While he knew of his son’s abilities, he resisted the urge to send him for private coaching. Instead of playing in winter leagues, MacRobert played other sports in the cricket offseason. In the summer he didn’t just focus on cricket, he also played tennis and golf.
“We’ve never really had any deep chats about Joe’s cricket. We never analyze his games, innings or what he could have done better. That’s not to say we don’t pay attention to his performances. No. We go to every match, support him all the way and chat about some stand-out performances,” Gus shared.
Gus and Georgie’s message to MacRobert has always been, ‘Go and have fun.’ They urge him to enjoy the time with friends and meet new friends. So, when MacRobert fell out of love with the game, they were not taken aback. He went for six months without picking up a bat and no one batted an eyelid. When he picked it up towards the end of Grade 10, MacRobert scored big.
“I scored two centuries in a week, one was a 150 in a T20 match against St Benedict’s and the other an unbeaten 100 at the Gauteng trials. That felt good and I started finding joy in the game again,” MacRobert shared.
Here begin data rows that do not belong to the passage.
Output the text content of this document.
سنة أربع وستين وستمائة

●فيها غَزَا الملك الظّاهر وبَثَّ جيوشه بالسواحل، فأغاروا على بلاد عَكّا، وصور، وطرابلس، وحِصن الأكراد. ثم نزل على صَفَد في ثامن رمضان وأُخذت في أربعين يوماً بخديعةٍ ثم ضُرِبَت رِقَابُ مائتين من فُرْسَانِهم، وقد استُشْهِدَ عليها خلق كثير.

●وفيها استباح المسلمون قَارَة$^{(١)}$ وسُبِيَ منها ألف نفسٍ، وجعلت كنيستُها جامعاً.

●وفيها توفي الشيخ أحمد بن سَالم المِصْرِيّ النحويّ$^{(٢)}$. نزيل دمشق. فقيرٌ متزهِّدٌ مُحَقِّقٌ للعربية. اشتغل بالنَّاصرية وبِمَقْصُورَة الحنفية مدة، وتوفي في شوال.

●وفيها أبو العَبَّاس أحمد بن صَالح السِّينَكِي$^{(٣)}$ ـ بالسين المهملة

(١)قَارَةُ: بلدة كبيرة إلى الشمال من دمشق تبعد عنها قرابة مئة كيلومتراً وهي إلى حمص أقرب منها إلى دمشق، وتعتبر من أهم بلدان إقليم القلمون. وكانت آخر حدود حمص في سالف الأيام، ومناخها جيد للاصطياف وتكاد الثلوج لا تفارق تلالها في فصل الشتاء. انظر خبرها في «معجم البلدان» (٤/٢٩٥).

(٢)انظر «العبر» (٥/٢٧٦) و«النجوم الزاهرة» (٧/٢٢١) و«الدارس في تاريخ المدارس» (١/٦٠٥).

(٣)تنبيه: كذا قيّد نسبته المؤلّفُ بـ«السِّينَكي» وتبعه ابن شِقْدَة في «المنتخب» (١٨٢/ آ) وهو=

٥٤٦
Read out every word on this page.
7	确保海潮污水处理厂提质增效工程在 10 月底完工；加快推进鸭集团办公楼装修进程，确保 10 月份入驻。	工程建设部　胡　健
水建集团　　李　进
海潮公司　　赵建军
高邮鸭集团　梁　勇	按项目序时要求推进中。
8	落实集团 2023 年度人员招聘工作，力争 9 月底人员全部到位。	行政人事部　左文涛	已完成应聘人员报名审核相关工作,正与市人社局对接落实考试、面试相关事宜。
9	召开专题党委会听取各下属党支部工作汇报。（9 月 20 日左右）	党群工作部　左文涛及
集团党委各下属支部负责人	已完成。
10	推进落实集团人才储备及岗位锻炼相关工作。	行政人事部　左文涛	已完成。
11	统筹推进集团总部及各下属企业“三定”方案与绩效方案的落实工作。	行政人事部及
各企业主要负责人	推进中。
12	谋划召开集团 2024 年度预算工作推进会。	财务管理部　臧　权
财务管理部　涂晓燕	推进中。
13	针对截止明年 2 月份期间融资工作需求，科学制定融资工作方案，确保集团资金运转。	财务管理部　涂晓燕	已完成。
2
MacRobert always looked up to two players, Quinton de Kock and Kumar Sangakkara. He emulated Sangakkara’s elegant cover drives and has a technique close to De Kock’s. In fact, his favourite bat as a youngster was an old GM he picked up because De Kock used one like it. He was in Grade 5. Like the two international players, he is a left-handed batter who keeps wicket.
“I only started keeping wicket in 2023 when Coach Bongani Ntini asked me,” MacRobert shared.
He hasn’t wanted to put down the gloves since then. Wicketkeeping isn’t the only feather Ntini helped MacRobert add to his hat. The St Johns College coach also helped the 18-year-old develop a more attacking game.
“Joe’s technique didn’t need any tweaking when I started working with him in 2023. Our training was focused on him to be more aggressive. The dominating nature has always been there, but it was more on the shot selection side of things. When to switch on and when to switch off,” Ntini explained.
Coach and student spent a lot of time practising range-hitting, upskilling him on picking off a good length over midwicket, bringing in slog sweeps and switch hits not only to spin bowlers but also against medium pacers. The results have been outstanding. During the 2023 season, MacRobert scored 1258 runs in 33 innings at a strike rate of 109.97. He was a lot quicker in the 2024 season, with 1077 runs in 28 outings at a strike rate of 137.9.
“I enjoy taking on bowlers and pushing the game ahead. I will do it as long as it helps the team,” MacRobert shared.
His commitment to the team’s effort is probably why his favourite match, out of the 100 innings he has batted in for St John’s, was the 42 runs he scored against St Stithians to help his team win the Johnny Waite title on the second of March, 2024.
“That’s Joe MacRobert, a team player through and through. He always does what is needed by the team,” Ntini said.